In response to a law suit brought by Mr Idris's Washington lawyers, the US Treasury has unfrozen Mr Idris's US bank accounts, implicitly acknowledging that they do not have evidence to justify their action against him.
Why would the Clinton Justice Department issue a statement implicating Hussein in the production of weapons of mass destruction at al-Shifa? Well, the question is irrelevant given that there were no WMD's being produced at al-Shifa. But, anyway, the answer is obvious: for the same reason that it is convenient for Bush to link al-Qaeda to Iraq, to provide political cover for unsavory actions and policies of the favored state. Hayes writes "Clinton administration officials repeatedly cited Iraqi support for Sudan's Military Industrial Corporation and al-Shifa in their defense of the targeting" -- yes, they did; the Clinton administration had committed what amounted to a war crime and it was convenient to characterize the attack as a strike against a man who had been very successfully demonized for the past decade, Saddam Hussein. Remember, at the time, the name Osama Bin Laden didn't ring any bells.
Hayes concludes his article with five questions, four of which are about the issues I have just discussed:
(1) Is George Tenet wrong about Iraqi support for al Qaeda?
Depends on which George Tenet you mean. The George Tenet of more than half a decade ago was wrong. The current George Tenet is right.
(2) Why did the Clinton administration cite an "understanding" between bin Laden and Iraq in its indictment of bin Laden for the 1998 embassy bombings?
For propaganda purposes. As stated above, it was convenient to characterize actions such as the al-Shifa bombing as a military strike against a hated enemy with name recognition. If there is proof to the contrary, I'd like hear it.
(3) Did Iraq support al Qaeda's efforts to obtain weapons of mass destruction in Sudan?
There is no evidence of support. There is no evidence of al-Qaeda's efforts to obtain weapons of mass destruction at the al-Shifa factory.
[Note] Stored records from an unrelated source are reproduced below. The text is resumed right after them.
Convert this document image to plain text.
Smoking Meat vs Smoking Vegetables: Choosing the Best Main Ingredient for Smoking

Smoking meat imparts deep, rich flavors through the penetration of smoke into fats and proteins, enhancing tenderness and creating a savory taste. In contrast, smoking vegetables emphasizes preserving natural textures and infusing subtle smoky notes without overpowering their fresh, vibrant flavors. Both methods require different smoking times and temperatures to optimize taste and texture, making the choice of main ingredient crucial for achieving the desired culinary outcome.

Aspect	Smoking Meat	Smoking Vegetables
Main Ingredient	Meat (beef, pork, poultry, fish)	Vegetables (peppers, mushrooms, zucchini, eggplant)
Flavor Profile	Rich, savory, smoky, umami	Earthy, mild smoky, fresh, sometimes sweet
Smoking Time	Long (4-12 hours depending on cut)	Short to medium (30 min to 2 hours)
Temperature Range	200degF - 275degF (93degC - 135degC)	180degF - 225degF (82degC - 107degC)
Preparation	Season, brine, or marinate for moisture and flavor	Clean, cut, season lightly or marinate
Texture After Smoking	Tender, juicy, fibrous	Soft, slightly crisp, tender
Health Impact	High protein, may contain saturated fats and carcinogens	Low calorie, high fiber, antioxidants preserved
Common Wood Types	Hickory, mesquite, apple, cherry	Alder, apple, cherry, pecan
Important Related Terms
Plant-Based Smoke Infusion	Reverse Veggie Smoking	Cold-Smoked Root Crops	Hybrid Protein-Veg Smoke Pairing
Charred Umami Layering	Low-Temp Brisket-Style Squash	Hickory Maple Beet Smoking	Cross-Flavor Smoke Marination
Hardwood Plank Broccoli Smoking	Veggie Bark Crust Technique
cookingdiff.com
We must base our assessments of the world on facts and evidence, not statements made by public officials.
(4) Clinton administration officials, including Clarke's former boss Sandy Berger, stand by their decision to target al-Shifa. Does Clarke?
He shouldn't on moral grounds, of course, but Clarke's support for the al-Shifa attack would only be grounds to discount his statement, "There's absolutely no evidence that Iraq was supporting al-Qaeda, ever," if he supported the al-Shifa attack based on his belief that Iraq was somehow involved, which isn't a necessary corallary of supporting the bombing. Indeed, if the assumptions made by writers for the Weekly Standard are any guide, one would be hard-pressed to find a commentator in the mainstream media who doesn't support the al-Shifa bombing -- but then I guess that's why they're commentators for the mainstream media.